Как-то раз старина Джо Хант, будто припоминая вызов, брошенный ему Адрианом, предложил нам обсудить причины Первой мировой войны, а именно роль убийцы эрцгерцога Фердинанда. В ту пору мы в большинстве своем были максималистами: «да — нет», «хорошо — плохо», «виновен — невиновен» или хотя бы, как в той истории с Маршаллом, «хаос — великий хаос». Нас увлекали те игры, которые можно либо выиграть, либо проиграть, но не свести вничью. Поэтому для некоторых сербский террорист, чье имя давно вылетело у меня из головы, был кругом виновен, потому как воплощал собой ту историческую силу, которая столкнула враждебные государства: «Балканы были пороховой бочкой Европы» и все такое. Самые ярые анархисты, вроде Колина, заявляли, что все эти события произошли по воле случая, что мир пребывает в состоянии непреходящего хаоса и только первобытный инстинкт рассказчика, сам по себе являющийся отрыжкой религии, задним числом придает хоть какой-то смысл всему, что могло произойти, а могло и не произойти.

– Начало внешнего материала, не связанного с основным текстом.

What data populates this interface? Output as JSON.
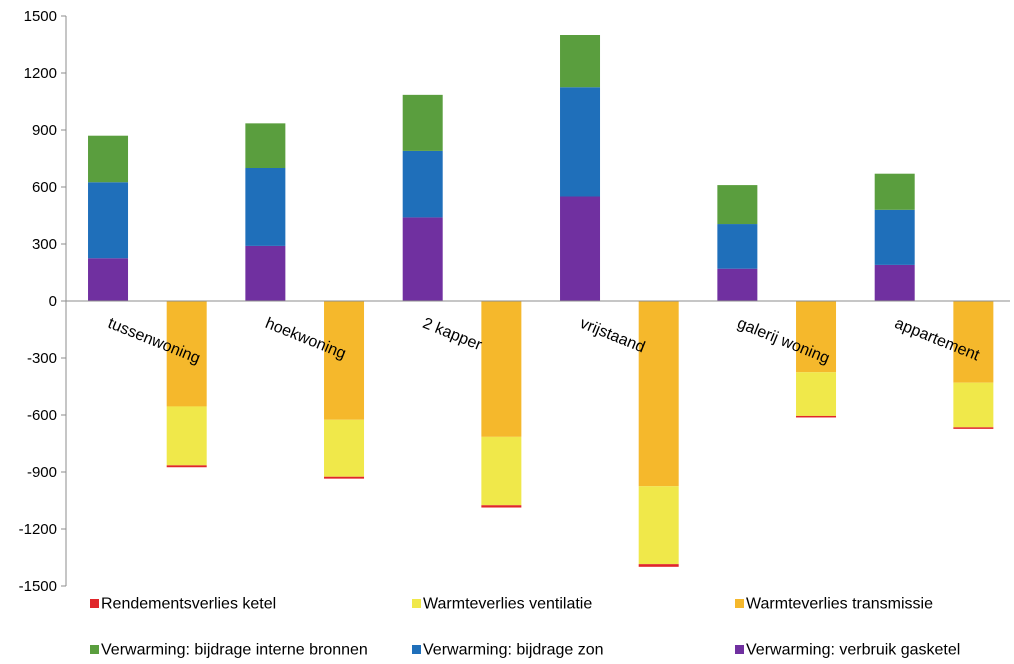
{
  "chart_data": {
    "type": "bar",
    "stacked": true,
    "categories": [
      "tussenwoning",
      "hoekwoning",
      "2 kapper",
      "vrijstaand",
      "galerij woning",
      "appartement"
    ],
    "ylim": [
      -1500,
      1500
    ],
    "yticks": [
      1500,
      1200,
      900,
      600,
      300,
      0,
      -300,
      -600,
      -900,
      -1200,
      -1500
    ],
    "grid": false,
    "legend_position": "bottom",
    "positive_series": [
      {
        "name": "Verwarming: verbruik gasketel",
        "color": "#7030a0",
        "values": [
          225,
          290,
          440,
          550,
          170,
          190
        ]
      },
      {
        "name": "Verwarming: bijdrage zon",
        "color": "#1f6fba",
        "values": [
          400,
          410,
          350,
          575,
          235,
          290
        ]
      },
      {
        "name": "Verwarming: bijdrage interne bronnen",
        "color": "#5a9e3e",
        "values": [
          245,
          235,
          295,
          275,
          205,
          190
        ]
      }
    ],
    "negative_series": [
      {
        "name": "Warmteverlies transmissie",
        "color": "#f5b82c",
        "values": [
          -555,
          -625,
          -715,
          -975,
          -375,
          -430
        ]
      },
      {
        "name": "Warmteverlies ventilatie",
        "color": "#f0e84a",
        "values": [
          -310,
          -300,
          -360,
          -410,
          -230,
          -235
        ]
      },
      {
        "name": "Rendementsverlies ketel",
        "color": "#e0262a",
        "values": [
          -10,
          -10,
          -12,
          -14,
          -8,
          -8
        ]
      }
    ],
    "legend": [
      {
        "name": "Rendementsverlies ketel",
        "color": "#e0262a"
      },
      {
        "name": "Warmteverlies ventilatie",
        "color": "#f0e84a"
      },
      {
        "name": "Warmteverlies transmissie",
        "color": "#f5b82c"
      },
      {
        "name": "Verwarming: bijdrage interne bronnen",
        "color": "#5a9e3e"
      },
      {
        "name": "Verwarming: bijdrage zon",
        "color": "#1f6fba"
      },
      {
        "name": "Verwarming: verbruik gasketel",
        "color": "#7030a0"
      }
    ]
  }
}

Коротким кивком Хант засвидетельствовал подрывные идеи Колина, будто показывая, что мрачный нигилизм — естественный побочный продукт юности, который нужно перерасти. Учителя и родители не уставали нам внушать, что они тоже когда-то были молоды, а потому знают, что говорят. Это всего лишь некий этап, твердили они. Вы его перерастете; жизнь покажет вам, что такое реализм и реалистичность. Но в то время у нас не укладывалось в голове, что они когда-то могли быть похожи на нас, и мы не сомневались, что понимаем жизнь — а также истину, мораль, искусство — куда правильнее, чем старшее поколение, запятнавшее себя компромиссами.

— Финн, что-то вас сегодня не слышно. Вы же сами запустили этот снежный ком. Стали, так сказать, нашим сербским террористом. — Хант помолчал, чтобы аллюзия внедрилась в умы. — Не будете ли вы так любезны поделиться своими мыслями?

— Право, не знаю, сэр.

— Чего вы не знаете?

— Ну, в некотором смысле мне не дано знать, чего я не знаю. С философской точки зрения это самоочевидно. — Он выдержал небольшую паузу, и мы в очередной раз начали гадать: то ли это была тонкая издевка, то ли высокоинтеллектуальная сентенция, недоступная нашему пониманию. — Нет, в самом деле, разве поиски виновного — это не лукавство? Мы хотим возложить ответственность на конкретную личность, чтобы оправдать всех остальных. Еще бывает, что мы возлагаем ответственность на исторический процесс, чтобы обелить конкретных личностей. Или говорим, что все это — анархический хаос, но результат тот же самый. По-моему, здесь наблюдается — наблюдалась — цепочка индивидуальных ответственностей, все звенья которой были необходимы, но эта цепочка не настолько длинна, чтобы теперь каждый мог обвинять всех остальных. Разумеется, мое желание возложить на кого-либо ответственность продиктовано скорее моим собственным складом ума, нежели беспристрастным анализом тех событий. В этом и состоит ключевой вопрос истории, не так ли, сэр? Проблема субъективной versus объективной интерпретации, необходимость знакомства с историей самого историка, без которой невозможно оценить предлагаемую нам версию.

В классе повисло молчание. Нет, Финн не прикалывался, ничуть.

Старина Джо Хант посмотрел на часы и улыбнулся.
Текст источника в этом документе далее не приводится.